USC secures ISO certification from British Standards Institution

Ever since its establishment, the University of San Carlos has achieved significant achievements making it one of the renowned universities not just in the Philippines but also in Asia. 

On April 1, 2022, USC reached another milestone after it formally secured an ISO 9001:2015 certification from the British Standards Institution (BSI) at an online awarding ceremony. The recognition covered USC’s student support services on student welfare, student development, and institutional student programs. 

Vice President for Administration Fr. Generoso Ricardo B. Rebayla Jr., SVD, M.M. (right) received the BSI ISO 9001:2015 certification from BSI during the online awarding ceremony.

BSI is recognized globally as one of the most experienced independent assessors of best practice and securing a certification signifies an institution’s clear achievement and competitive advantage.

Challenges in the journey

USC’s journey leading to this recognition had its own challenges. The University started building its Quality Management System (QMS) back in 2012. According to Presidential Assistance for Quality Assurance Engr. Irish Tejero-Dakay, they started working with very separate and distinct units. Hence, the first goal was to break the silos and integrate different units into one system. This led to the integration of departments involved in the entire student experience from admission to graduation. 

Once the integrated system was in place, the QMS team restructured its activities into formative programs in preparation for the first cohort of the new Philippine educational system entering tertiary education. As part of the University’s commitment to stay true to its calling of providing an Education with a Mission, the newly developed programs were rationalized to address the formation dimension of Carolinian education, that is to inculcate soft skills in addition to hard skills training.

Thus, aside from core transformative programs, the University added electives for students who want to venture into more activities. These include leadership, sports development, research, peer facilitation, and volunteerism, among others. 

Moreover, to ensure that the quality management system is working effectively, USC adopted peer auditing composed of ten internal quality auditors who constantly check on the processes involved. This proves to be effective as it helps the QMS continuously improve. 

QMS expansion during the pandemic

Tough as it already was, the COVID-19 outbreak posed additional challenges. But as it turned out, the pandemic proved that USC’s current system is working. 

“The pandemic showed our resilience because there was already a system running in and it was through the QMS that we ran the continuity management system. So while we were pulled out from our offices to stay in our homes, we were still able to run our programs,” Engr. Tejero-Dakay shared. 

USC managed to transform its services online by introducing a virtual enrollment guide, Caloy on the Web, new payment centers and options, as well as webinars, among other digital services. 

Another improvement made was the localization of the quality management system for student support and services to the Student Affairs and Services Office and team. This paved the way for the Presidential Assistant for Quality Assurance to expand the QMS and facilitate the establishment of a quality management system for the university’s resource management offices which include human resources, physical facilities, ICT infrastructure, knowledge/library resources, and finance. 

Quality certification

The long and winding process proved to be a success after BSI awarded the prestigious ISO 9001:2015 certification to the University. According to University President Fr. Narciso A. Cellan Jr., SVD, D.Comm., this audit is a way of putting a system to USC’s efforts to become excellent and distinctive in the way it does things and in the way its processes are conducted.

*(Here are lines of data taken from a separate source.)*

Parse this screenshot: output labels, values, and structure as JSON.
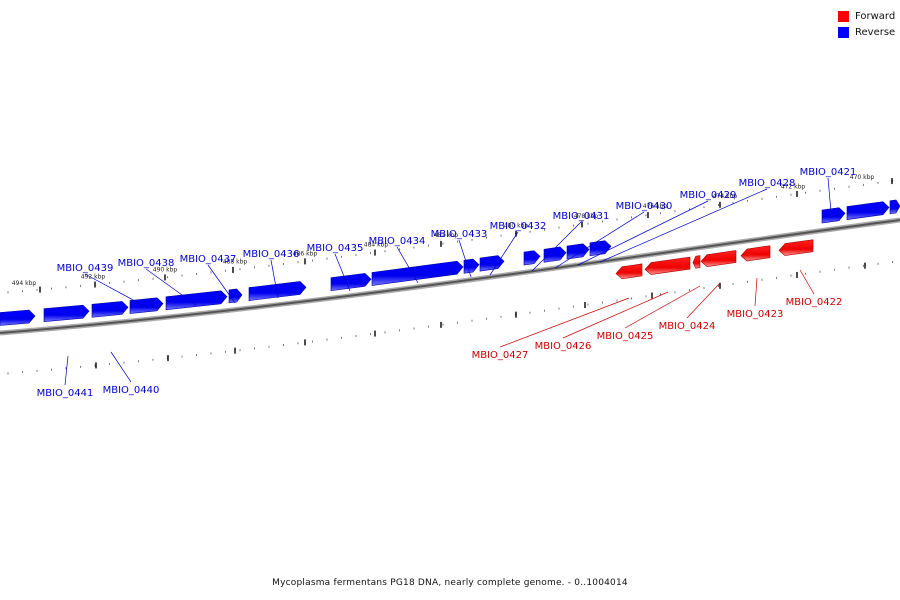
{
  "legend": {
    "forward_label": "Forward",
    "reverse_label": "Reverse",
    "forward_color": "#ff0000",
    "reverse_color": "#0000ff"
  },
  "caption": "Mycoplasma fermentans PG18 DNA, nearly complete genome. - 0..1004014",
  "kbp_labels": [
    "470 kbp",
    "472 kbp",
    "474 kbp",
    "476 kbp",
    "478 kbp",
    "480 kbp",
    "482 kbp",
    "484 kbp",
    "486 kbp",
    "488 kbp",
    "490 kbp",
    "492 kbp",
    "494 kbp"
  ],
  "genes": [
    {
      "label": "MBIO_0421",
      "strand": "reverse"
    },
    {
      "label": "MBIO_0422",
      "strand": "forward"
    },
    {
      "label": "MBIO_0423",
      "strand": "forward"
    },
    {
      "label": "MBIO_0424",
      "strand": "forward"
    },
    {
      "label": "MBIO_0425",
      "strand": "forward"
    },
    {
      "label": "MBIO_0426",
      "strand": "forward"
    },
    {
      "label": "MBIO_0427",
      "strand": "forward"
    },
    {
      "label": "MBIO_0428",
      "strand": "reverse"
    },
    {
      "label": "MBIO_0429",
      "strand": "reverse"
    },
    {
      "label": "MBIO_0430",
      "strand": "reverse"
    },
    {
      "label": "MBIO_0431",
      "strand": "reverse"
    },
    {
      "label": "MBIO_0432",
      "strand": "reverse"
    },
    {
      "label": "MBIO_0433",
      "strand": "reverse"
    },
    {
      "label": "MBIO_0434",
      "strand": "reverse"
    },
    {
      "label": "MBIO_0435",
      "strand": "reverse"
    },
    {
      "label": "MBIO_0436",
      "strand": "reverse"
    },
    {
      "label": "MBIO_0437",
      "strand": "reverse"
    },
    {
      "label": "MBIO_0438",
      "strand": "reverse"
    },
    {
      "label": "MBIO_0439",
      "strand": "reverse"
    },
    {
      "label": "MBIO_0440",
      "strand": "reverse"
    },
    {
      "label": "MBIO_0441",
      "strand": "reverse"
    }
  ]
}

This is, however, just the beginning of USC’s never-ending effort to provide quality education to its students. 

As what Fr. Cellan imparted in his closing remarks, “This audit has been an eye opener for many of us. A kind of realization of what we still have to do. We’ve been assessed, we’ve been measured, some ways we have been found wanting. But we don’t lose heart because it’s giving us another encouragement to really perform better, do more, and at the same time, talk to one another more as one unit, as one family.”